Since 2005, the US Department of Defense has cut R&D spending by 22%. In 2013, as part of a deal to avert a showdown over the debt ceiling, the US Congress mandated some $1.2 trillion in automatic spending cuts. The move, which requires reduced spending in numerous programs, including many defense research initiatives, was described by US President Barack Obama’s administration as “deeply destructive to national security.” If US defense innovation continues to erode, not only will America’s defense capabilities suffer; the country will also risk slipping in terms of commercial innovation and competitiveness.
Budget limitations pose some of the greatest challenges to the US military’s efforts to maintain its technological edge. The Army and the Missile Defense Agency have been particularly hard hit, with R&D spending nearly halved since 2005. The Navy’s research budget has been cut by some 20%, and the Defense Advanced Research Projects Agency (DARPA) – the organization tasked with keeping the US military ahead of the technological curve – has had to slash R&D spending by 18%. Even the Air Force, where research spending has traditionally been a congressional priority, has been forced to cut its budget by roughly 4%.
When money does get allocated, cost pressures too often encourage investment in projects that promise quick results – a bias that comes at the expense of long-term innovation that could provide a strategic advantage. Even DARPA has fallen prey to pressure for research that can demonstrate immediate progress.
To make matters worse, the US military’s innovation efforts face several structural problems. Six decades of attempts to reform the defense acquisition process have yet to yield fruit. Most of the design, development, and production of military systems is carried out by civilian industry, but decision-making remains firmly in the hands of military officials, who may not be able to strike the right balance between cost-cutting and innovation.
Rivalries within and among the military services once mimicked the role of competition in the private sector: they drove innovation. But with the end of the Cold War, the pressure to remain a step ahead has waned, depriving the defense sector of a crucial engine of progress. Moreover, top defense contractors’ R&D spending as a proportion of sales plummeted by nearly a third from 1999 to 2012. By contrast, America’s technology giants invest 4-6 times as much in R&D.
Meanwhile, the US is suffering from the hollowing out of its defense industrial base. Increased competition from China and other large emerging economies has eroded US manufacturing capabilities, jeopardizing America’s ability to develop the most technologically sophisticated defense platforms. The defense industry once created the new technologies – lasers, GPS, and the Internet, for example – that helped drive the American economy. Today, in most fields, civilian technology is likely to be leading the way.

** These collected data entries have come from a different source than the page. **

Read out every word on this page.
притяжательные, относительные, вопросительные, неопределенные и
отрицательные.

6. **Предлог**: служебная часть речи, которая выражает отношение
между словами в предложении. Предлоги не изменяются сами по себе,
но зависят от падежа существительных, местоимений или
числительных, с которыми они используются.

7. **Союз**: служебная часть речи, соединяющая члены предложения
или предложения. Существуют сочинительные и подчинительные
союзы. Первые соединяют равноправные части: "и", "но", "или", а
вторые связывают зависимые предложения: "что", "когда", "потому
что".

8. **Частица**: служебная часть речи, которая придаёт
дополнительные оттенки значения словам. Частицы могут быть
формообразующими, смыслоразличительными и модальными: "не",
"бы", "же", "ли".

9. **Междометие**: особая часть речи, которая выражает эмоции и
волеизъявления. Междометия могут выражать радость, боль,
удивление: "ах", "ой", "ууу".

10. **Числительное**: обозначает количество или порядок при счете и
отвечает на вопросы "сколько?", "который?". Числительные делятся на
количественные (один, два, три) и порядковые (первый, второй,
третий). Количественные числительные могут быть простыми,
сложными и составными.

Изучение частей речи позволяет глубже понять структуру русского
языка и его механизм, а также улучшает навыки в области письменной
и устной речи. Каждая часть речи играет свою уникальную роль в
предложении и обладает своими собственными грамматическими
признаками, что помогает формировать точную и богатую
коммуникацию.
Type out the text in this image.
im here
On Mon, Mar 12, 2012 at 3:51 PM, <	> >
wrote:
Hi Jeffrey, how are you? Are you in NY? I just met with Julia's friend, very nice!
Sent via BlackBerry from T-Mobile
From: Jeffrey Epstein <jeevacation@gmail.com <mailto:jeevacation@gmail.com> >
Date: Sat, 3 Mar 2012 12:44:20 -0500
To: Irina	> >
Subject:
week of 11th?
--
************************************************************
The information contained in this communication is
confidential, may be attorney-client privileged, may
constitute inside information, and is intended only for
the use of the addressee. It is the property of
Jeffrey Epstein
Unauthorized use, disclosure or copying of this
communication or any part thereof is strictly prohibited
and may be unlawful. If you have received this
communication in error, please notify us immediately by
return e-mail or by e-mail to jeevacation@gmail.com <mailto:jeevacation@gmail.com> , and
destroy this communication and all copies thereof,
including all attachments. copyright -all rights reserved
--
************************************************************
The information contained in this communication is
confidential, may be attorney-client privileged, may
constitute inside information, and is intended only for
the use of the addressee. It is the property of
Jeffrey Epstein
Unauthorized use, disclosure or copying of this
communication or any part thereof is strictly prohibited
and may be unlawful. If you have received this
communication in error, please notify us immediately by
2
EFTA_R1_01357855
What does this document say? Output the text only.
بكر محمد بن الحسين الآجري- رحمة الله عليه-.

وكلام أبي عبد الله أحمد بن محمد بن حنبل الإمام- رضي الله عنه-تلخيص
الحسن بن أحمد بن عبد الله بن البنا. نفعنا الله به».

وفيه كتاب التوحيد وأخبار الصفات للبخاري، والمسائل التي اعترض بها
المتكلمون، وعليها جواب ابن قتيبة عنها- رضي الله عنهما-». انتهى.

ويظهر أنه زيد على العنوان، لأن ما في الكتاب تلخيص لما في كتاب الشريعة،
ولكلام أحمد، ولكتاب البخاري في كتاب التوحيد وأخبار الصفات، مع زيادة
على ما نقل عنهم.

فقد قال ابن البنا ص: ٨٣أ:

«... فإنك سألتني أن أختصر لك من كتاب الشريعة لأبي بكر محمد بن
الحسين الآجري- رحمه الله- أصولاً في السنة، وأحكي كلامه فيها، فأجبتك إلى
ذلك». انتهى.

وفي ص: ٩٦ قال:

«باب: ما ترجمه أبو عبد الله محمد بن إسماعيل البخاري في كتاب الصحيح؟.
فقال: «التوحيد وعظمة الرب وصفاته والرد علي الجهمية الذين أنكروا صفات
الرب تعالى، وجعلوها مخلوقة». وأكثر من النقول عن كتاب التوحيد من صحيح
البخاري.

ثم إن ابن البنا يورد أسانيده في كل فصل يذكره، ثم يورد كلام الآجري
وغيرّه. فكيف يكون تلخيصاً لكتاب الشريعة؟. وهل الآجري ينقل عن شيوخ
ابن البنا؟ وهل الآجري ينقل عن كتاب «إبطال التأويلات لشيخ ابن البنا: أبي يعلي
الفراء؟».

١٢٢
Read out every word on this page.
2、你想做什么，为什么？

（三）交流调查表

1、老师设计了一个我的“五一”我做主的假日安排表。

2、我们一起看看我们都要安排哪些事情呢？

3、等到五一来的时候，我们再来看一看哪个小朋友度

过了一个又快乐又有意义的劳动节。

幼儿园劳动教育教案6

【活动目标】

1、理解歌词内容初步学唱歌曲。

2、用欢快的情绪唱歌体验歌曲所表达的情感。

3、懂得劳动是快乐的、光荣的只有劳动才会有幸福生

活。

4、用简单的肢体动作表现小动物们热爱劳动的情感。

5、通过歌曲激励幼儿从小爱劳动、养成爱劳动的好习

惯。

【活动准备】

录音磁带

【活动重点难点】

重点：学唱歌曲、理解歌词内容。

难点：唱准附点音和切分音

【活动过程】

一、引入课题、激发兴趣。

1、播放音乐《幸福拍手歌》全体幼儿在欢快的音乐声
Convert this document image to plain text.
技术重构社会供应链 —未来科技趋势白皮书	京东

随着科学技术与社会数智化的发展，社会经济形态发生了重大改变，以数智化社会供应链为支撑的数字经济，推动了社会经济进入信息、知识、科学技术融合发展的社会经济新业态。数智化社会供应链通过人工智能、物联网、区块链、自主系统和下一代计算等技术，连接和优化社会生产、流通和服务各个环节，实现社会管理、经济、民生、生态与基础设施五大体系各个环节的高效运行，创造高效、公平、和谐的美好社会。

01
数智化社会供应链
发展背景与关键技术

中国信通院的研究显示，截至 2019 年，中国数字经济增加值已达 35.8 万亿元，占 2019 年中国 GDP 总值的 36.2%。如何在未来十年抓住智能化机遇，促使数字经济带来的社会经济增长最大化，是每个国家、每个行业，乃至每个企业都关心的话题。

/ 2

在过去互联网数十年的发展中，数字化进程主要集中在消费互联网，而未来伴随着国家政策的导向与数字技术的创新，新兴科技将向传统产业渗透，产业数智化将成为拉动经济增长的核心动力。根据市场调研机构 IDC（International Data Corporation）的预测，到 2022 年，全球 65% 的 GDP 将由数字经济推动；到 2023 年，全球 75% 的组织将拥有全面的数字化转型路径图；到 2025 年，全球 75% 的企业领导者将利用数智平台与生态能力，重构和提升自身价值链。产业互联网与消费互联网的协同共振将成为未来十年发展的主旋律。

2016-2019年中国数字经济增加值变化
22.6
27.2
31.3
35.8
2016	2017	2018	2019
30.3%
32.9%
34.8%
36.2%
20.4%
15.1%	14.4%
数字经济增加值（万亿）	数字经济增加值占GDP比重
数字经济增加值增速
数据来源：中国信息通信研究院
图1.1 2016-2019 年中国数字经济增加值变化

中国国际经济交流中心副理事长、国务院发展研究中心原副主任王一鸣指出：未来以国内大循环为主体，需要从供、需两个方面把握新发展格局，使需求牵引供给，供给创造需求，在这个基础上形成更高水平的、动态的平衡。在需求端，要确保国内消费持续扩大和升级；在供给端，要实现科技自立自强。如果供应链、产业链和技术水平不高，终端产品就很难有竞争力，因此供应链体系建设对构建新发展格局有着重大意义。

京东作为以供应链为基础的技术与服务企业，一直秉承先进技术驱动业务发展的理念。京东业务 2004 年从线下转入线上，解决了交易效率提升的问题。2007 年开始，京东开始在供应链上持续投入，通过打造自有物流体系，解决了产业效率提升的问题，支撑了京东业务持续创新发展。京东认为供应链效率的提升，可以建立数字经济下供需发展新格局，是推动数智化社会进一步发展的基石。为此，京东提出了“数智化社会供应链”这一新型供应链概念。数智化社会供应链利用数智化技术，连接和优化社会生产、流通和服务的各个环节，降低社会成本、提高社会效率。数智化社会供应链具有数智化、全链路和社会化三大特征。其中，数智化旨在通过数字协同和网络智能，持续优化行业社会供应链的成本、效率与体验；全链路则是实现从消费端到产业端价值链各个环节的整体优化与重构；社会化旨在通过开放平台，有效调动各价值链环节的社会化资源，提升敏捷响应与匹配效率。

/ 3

The result can be seen in the rise of foreign competition in the international arms market. American manufacturers are finding themselves increasingly vulnerable in areas that they once dominated – including unmanned aerial platforms, intelligence surveillance and reconnaissance, missiles, and satellites – as low-cost competitors gain market share. In 2013, Russia’s weapons exports surpassed America’s by more than $2 billion.
In November, US Defense Secretary Chuck Hagel announced a new initiative to “sustain and advance America’s military dominance for the twenty-first century.” In a time of shrinking budgets and shifting strategic challenges, he focused on innovation. “Continued fiscal pressure will likely limit our military’s ability to respond to long-term challenges by increasing the size of our force or simply outspending potential adversaries on current systems,” he said. “So to overcome challenges to our military superiority, we must change the way we innovate, operate, and do business.”
Nine days later, Hagel handed in his resignation, which will take effect as soon as the US Senate confirms his replacement. A policy aimed at restoring defense innovation and production in America would ensure that the US upholds its global technological leadership and commercial competitiveness. Unfortunately, Hagel’s successor is likely to find that, in an era of limited budgets and automatic spending cuts, the type of comprehensive innovation strategy that Hagel envisioned may simply not be viable.
Dan Steinbock, a partner at Difference Group, was Research Director of International Business at the India, China, and America Institute and a visiting fellow at Shanghai Institutes for International Studies in China and the EU Center in Singapore.